It has long been rumored that Micro .ft is working on two Xbox consoles for the Next-Gen, aiming to claim both ends of the market. And now, we can really confirm that the pricing scheme should be very familiar, matching the Xbox One X and the Xbox One S of the YX year.
We can confirm from our sources that the retail price of the entry level Xbox Series S will be 29 299, with 25 25 per month being the Xbox All Access financing option, which MicroSF intends to push hard through various retailers and large global rollouts.
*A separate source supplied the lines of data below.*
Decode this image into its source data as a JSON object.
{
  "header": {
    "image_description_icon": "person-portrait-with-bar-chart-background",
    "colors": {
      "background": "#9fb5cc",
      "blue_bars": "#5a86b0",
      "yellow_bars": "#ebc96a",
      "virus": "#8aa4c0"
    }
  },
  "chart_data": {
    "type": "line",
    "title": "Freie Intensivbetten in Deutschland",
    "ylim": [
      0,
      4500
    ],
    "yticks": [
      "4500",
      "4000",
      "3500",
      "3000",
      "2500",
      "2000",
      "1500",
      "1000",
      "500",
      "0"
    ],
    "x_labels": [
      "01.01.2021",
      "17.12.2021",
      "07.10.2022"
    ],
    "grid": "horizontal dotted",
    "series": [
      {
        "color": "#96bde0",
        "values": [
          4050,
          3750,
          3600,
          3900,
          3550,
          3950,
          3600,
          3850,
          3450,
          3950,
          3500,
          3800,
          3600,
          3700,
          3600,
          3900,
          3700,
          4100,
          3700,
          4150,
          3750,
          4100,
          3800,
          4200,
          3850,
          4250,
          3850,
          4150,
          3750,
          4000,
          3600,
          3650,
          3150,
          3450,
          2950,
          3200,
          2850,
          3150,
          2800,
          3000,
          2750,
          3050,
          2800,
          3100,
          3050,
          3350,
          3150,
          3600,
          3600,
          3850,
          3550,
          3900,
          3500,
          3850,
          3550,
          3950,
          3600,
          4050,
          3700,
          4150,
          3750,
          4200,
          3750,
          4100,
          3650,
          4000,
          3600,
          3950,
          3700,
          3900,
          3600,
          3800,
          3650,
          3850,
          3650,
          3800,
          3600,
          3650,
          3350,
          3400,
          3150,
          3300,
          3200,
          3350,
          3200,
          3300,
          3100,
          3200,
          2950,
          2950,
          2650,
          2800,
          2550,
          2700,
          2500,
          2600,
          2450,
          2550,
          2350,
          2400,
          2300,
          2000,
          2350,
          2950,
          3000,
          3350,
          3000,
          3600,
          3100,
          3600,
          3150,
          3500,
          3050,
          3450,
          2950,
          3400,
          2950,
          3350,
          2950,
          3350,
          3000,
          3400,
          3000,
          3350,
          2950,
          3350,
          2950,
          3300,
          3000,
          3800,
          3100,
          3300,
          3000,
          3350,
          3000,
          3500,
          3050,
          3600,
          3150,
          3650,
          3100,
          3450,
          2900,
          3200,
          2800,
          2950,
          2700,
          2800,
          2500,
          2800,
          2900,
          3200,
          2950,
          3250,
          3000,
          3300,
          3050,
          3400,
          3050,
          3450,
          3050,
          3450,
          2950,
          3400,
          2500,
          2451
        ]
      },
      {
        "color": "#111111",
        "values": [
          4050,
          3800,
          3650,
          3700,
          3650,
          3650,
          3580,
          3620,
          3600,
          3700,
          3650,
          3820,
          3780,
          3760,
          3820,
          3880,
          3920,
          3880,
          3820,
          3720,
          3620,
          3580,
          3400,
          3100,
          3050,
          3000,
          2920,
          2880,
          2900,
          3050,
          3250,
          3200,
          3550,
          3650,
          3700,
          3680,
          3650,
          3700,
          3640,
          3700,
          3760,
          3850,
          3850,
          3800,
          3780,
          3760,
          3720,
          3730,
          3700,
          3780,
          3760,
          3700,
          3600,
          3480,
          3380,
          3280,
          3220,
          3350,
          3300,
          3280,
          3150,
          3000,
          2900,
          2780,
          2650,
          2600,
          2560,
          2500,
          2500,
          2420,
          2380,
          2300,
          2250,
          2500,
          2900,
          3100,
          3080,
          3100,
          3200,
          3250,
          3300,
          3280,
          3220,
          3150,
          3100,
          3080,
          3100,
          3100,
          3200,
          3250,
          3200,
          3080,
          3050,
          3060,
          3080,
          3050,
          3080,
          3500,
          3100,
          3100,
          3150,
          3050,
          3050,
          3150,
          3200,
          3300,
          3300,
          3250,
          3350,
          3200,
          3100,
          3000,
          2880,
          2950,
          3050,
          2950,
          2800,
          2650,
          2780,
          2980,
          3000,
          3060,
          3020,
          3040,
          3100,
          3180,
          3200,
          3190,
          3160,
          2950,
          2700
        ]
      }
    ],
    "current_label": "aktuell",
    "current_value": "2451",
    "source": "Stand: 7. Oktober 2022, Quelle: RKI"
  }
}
The more powerful Xbox Series X is priced at 4 9499, with the એક્સ 35 per month Xbox All Access financing option.
Both consoles will launch on November 10, 2020.
The Xbox Series S has just been leaked (via Brad Sons), giving us an entry-level next-gen SKU from Micro .ft. Gives a glimpse of. The Xbox Series S is small enough to fit inside an Xbox Series X, and we expect it to be around 4TF RDNA2, making it almost as powerful as the Xbox One X, possibly leaning towards a 1080p monitor with a much better frame rate. We don’t have more details about the capabilities of the console beyond that, but we do expect a number of games, and ray tracing, such as NVME drives, and a fast relaunch of many new game “next-gen” features.
– King King (T (h _h0x0d_)) September 8, 2020
The Xbox Series X is a 12 TF beast of console that will boast 4K resolution and 60 fps as standard, in all games up to 120 fps in multiplayer, with some games like Halo Infinity.
The prices that Microsoft has put forward for the Xbox Series S and Xbox Series X put them strongly in-line with the Xbox One S and Xbox One X, and it will be interesting to see what prices Sony offers in the price of the PlayStation 5 in competition.
Micro .ft x gen gen x access l access access financing will be pushed more broadly than this mass, which was seen as a pilot program. We expect the Xbox All Access Access to enter many more markets than ever before, and we expect the Xbox series to offer a console to launch simultaneously globally in existing Xbox markets, one slower than the one we saw for the Xbox in 2013.